I guess that it is a well known property. Do you know what is its name? Can you suggest some literature about it, or any known property?

Also, I would like to to know about the symplectic equivalent: $$ P(\vec{x}) = -\Omega \cdot J_P(\vec{x}) \cdot \Omega \cdot \vec{x}$$ where $\Omega$ defines the symplectic form.

Answer 1

As for the symplectic case. Let $J$ be the symplectic matrix $J:=\left[ \matrix{ 0 & I_n \\ -I_n & 0 }\right]$. The characteristic lines for the (first order, linear, partial differential, vector) equation $$P(x)=-J \,{\rm d}P(x)J x, \qquad x\in\mathbb{R}^{2n}\setminus\{0\},$$ are the solutions of the ODE $\dot \xi=J\xi$, that is circles $\xi(t)=e^{tJ}x_0$. Along these characteristic lines, the equation is $\partial_t P(\xi(t))= {\rm d}P(\xi(t))J \xi(t)=JP(\xi(t))$, meaning that $P\circ \xi$ satisfies the same ODE, so that we have that $P(e^{tJ}x)=e^{tJ}P(x)$, for all $t\in\mathbb{R}$ and $x\in\mathbb{R}^{2n}\setminus\{0\}$, is a necessary and sufficient condition, for a differentiable map $P:\mathbb{R}^{2n}\setminus\{0\}\to\mathbb{R}^{2n}$, to satisfy your equation. We may use complex notation and identify $\mathbb{R}^{2n}$ with $\mathbb{C}^n$, $J$ with the multiplication by $-i$, and the operators $e^{tJ}$ with multiplication by the complex scalars of modulus $1$ (Warning: in doing so, we still consider real differentiability, not complex differentiability, i.e. the Fréchet differential ${\rm d}P(x)$ is an $\mathbb{R}$-linear map, not necessarily $\mathbb{C}$-linear, i.e. not assumed to commute with $J$). The condition then reads: $P$ is an equivariant map w.r.to the group action of $\mathbb{S}^1$:

$$P(\theta x)=\theta P(x)\quad\text{for all } x\in\mathbb{C}^n\setminus\{0\} \text{ and } \theta\in\mathbb{C} \text{ with } |\theta|=1.$$

for instance, in dimension $2$ (i.e. $n=1$) these differentiable maps $P:\mathbb{R}^2\setminus\{0\}\to\mathbb{R}^2$ are exactly those that in polar coordinates write as $P(r e^{it})=e^{it}\phi(r)$, where $\phi:\mathbb{R}_+\to\mathbb{R}$ is a differentiable map.
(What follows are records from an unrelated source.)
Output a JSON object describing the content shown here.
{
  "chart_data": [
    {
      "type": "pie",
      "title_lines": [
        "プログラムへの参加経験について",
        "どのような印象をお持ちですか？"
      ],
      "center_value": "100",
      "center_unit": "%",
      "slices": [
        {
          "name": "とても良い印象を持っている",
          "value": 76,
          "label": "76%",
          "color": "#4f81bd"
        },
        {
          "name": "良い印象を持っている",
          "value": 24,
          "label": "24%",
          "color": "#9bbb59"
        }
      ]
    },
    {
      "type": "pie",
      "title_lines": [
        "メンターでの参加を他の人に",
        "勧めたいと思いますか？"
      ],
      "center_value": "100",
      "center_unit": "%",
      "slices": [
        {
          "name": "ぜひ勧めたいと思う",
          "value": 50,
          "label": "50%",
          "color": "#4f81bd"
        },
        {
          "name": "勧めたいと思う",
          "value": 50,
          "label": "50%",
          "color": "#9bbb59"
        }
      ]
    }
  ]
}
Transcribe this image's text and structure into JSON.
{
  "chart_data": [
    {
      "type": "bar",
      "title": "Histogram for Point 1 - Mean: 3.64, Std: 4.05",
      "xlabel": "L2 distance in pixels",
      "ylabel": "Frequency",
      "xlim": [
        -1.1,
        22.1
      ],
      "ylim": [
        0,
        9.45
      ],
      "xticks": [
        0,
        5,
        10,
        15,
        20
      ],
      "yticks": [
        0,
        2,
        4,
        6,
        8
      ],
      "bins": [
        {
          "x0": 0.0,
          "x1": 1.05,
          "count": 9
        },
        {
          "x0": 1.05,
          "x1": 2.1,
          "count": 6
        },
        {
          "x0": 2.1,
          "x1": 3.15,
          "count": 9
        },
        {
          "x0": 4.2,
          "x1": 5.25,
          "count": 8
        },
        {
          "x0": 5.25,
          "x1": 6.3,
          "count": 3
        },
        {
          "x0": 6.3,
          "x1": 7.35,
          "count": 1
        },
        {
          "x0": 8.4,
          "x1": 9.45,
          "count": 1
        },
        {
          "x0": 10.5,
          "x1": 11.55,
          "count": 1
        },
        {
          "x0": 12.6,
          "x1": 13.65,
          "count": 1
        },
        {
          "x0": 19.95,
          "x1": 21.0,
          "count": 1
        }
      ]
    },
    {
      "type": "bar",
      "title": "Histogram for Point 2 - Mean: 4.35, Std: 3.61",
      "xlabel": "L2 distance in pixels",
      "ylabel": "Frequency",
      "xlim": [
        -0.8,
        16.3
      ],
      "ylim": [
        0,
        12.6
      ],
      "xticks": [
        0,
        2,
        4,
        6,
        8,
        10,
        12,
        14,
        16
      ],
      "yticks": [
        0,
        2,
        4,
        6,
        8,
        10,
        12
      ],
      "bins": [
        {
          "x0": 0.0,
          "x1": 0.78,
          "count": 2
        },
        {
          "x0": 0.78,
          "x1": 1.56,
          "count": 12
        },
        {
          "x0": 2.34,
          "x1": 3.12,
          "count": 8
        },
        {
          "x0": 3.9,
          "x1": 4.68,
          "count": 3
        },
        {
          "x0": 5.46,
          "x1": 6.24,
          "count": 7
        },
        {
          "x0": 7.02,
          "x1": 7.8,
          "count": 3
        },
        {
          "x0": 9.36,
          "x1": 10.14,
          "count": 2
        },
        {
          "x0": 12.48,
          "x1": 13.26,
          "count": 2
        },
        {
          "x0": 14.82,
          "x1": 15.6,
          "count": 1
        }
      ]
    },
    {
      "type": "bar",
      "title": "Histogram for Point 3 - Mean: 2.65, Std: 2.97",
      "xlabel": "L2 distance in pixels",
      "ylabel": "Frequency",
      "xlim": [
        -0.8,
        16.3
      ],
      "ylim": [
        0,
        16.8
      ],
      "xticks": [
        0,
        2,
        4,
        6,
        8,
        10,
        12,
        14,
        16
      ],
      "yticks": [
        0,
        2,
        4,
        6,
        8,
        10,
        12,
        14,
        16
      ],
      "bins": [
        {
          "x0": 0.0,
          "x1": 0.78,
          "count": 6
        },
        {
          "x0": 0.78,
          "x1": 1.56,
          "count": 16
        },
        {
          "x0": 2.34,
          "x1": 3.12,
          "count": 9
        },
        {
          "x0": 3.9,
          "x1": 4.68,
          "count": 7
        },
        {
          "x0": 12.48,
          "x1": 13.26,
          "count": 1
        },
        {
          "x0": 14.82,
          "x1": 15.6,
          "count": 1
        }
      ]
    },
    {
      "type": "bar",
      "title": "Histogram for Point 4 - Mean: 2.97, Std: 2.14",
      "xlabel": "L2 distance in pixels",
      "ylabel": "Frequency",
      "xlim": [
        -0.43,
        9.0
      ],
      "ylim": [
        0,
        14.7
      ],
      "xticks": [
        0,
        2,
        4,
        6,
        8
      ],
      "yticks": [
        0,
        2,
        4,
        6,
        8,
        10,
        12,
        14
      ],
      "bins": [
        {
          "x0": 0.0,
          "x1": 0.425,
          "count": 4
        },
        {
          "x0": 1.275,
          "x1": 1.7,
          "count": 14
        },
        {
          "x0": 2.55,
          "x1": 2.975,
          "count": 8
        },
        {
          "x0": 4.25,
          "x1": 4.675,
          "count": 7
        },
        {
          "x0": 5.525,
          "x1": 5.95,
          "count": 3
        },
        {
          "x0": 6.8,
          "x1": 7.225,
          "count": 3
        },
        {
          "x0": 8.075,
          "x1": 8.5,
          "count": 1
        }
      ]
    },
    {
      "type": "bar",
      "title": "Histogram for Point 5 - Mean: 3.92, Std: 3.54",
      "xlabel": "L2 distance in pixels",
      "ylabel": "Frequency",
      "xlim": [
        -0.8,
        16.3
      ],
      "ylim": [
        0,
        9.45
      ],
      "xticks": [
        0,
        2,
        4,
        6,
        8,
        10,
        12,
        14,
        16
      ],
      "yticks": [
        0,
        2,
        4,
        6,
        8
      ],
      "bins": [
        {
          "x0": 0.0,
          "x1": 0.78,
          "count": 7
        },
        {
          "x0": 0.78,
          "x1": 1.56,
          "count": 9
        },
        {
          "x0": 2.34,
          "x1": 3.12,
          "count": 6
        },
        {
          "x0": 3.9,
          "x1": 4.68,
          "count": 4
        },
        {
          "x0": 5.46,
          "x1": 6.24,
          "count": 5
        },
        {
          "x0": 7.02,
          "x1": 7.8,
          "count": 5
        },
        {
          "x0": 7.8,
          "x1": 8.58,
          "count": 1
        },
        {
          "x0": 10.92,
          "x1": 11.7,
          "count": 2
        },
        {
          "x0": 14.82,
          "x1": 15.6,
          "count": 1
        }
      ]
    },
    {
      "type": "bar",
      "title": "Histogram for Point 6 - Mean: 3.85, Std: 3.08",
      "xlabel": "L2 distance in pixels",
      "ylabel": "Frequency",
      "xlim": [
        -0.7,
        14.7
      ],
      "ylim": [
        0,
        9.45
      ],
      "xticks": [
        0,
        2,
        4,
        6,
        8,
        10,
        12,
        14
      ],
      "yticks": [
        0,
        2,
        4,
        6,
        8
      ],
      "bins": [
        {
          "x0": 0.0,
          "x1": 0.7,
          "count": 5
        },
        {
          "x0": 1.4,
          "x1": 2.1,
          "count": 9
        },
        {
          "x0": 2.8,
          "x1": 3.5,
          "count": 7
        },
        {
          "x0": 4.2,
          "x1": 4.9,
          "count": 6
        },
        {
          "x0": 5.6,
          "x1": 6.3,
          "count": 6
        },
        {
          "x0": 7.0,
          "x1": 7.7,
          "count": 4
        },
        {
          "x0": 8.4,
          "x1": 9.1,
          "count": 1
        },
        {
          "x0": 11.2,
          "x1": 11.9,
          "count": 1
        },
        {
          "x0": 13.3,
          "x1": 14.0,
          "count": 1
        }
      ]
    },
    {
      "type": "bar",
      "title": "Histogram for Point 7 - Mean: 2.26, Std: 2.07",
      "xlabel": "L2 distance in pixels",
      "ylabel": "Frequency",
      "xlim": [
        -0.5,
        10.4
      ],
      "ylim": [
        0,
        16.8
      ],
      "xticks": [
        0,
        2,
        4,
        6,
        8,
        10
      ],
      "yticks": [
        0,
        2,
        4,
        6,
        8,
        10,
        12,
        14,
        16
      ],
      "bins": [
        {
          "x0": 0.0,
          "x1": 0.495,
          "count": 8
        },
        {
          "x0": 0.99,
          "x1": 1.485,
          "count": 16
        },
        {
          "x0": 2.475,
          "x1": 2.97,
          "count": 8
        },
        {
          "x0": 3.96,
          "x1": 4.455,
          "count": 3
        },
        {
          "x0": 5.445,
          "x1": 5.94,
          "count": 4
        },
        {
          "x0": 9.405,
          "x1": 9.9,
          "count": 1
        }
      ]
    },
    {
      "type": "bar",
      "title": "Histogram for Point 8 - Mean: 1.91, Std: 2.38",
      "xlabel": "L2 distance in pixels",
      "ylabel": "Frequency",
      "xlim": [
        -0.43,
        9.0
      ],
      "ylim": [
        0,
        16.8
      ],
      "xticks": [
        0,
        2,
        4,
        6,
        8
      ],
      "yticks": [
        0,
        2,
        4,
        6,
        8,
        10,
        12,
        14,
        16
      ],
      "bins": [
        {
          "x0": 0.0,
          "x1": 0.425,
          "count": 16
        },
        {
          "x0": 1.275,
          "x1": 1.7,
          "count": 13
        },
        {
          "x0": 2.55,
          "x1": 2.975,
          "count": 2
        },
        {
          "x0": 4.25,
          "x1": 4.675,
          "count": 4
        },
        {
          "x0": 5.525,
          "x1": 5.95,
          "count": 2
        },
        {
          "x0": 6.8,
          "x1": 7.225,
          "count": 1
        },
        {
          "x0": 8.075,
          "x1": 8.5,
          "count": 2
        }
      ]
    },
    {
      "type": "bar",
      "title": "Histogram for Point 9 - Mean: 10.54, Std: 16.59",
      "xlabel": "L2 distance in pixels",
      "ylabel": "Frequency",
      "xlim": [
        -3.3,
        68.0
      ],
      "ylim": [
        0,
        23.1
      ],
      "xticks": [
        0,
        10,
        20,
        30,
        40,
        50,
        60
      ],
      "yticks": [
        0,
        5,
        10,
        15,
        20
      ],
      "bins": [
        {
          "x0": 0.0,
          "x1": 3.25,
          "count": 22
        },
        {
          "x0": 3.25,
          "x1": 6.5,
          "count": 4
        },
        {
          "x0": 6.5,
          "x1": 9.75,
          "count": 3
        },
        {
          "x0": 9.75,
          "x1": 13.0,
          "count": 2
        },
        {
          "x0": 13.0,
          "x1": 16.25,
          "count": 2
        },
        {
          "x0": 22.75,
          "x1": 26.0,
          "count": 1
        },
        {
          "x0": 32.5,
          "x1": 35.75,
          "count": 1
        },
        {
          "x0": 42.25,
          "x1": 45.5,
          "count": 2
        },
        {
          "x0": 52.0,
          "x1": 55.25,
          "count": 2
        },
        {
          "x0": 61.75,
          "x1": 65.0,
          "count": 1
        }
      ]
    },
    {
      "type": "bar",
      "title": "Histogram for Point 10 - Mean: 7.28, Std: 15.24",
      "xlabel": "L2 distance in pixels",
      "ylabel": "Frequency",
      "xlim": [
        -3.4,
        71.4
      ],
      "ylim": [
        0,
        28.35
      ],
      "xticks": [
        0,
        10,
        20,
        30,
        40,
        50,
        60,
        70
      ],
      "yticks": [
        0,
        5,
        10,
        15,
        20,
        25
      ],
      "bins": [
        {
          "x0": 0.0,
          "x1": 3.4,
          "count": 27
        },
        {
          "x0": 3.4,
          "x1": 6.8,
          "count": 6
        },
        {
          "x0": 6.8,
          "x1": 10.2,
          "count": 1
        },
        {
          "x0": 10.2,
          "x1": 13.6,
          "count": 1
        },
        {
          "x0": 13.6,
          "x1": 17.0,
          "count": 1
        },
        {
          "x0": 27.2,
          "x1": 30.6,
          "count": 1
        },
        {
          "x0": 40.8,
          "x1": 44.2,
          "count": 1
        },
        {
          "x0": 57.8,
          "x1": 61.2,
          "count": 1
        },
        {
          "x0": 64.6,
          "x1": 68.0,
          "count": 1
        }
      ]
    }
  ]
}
Rmk If one takes $J$ to be the identity map, and $P$ differentiable for any $x\ne0$, the same computation gives $P(tx)=tP(x)$ for all $t>0$ and $x\ne0$, that is, $P$ is (positively) homogeneous of degree $1$, (equivariant w.r.to the action of homoteties) If $P$ is also assumed to be defined and differentiable at $0$, this implies $P$ linear, as observed in comments.

Answer 2

Such functions are linear. In dimension $1$, your equation means $$P(x)=P'(x)x$$ Solving this differential equation we obtain $P(x)=cx$. Now in arbitrary dimension, your condition can be written as $$x_j\sum_j \partial P/\partial x_j=P$$ for each coordinate $P$, which means that $P$ is a homogeneous function of degree $1$, by Euler's theorem,

http://www.its.caltech.edu/~kcborder/Notes/EulerHomogeneity.pdf

Answer 3

I think this is the equation for a homogeneous degree one function; see "Euler's homogeneous function theorem".

If such a function is differentiable at the origin, then it has to be linear.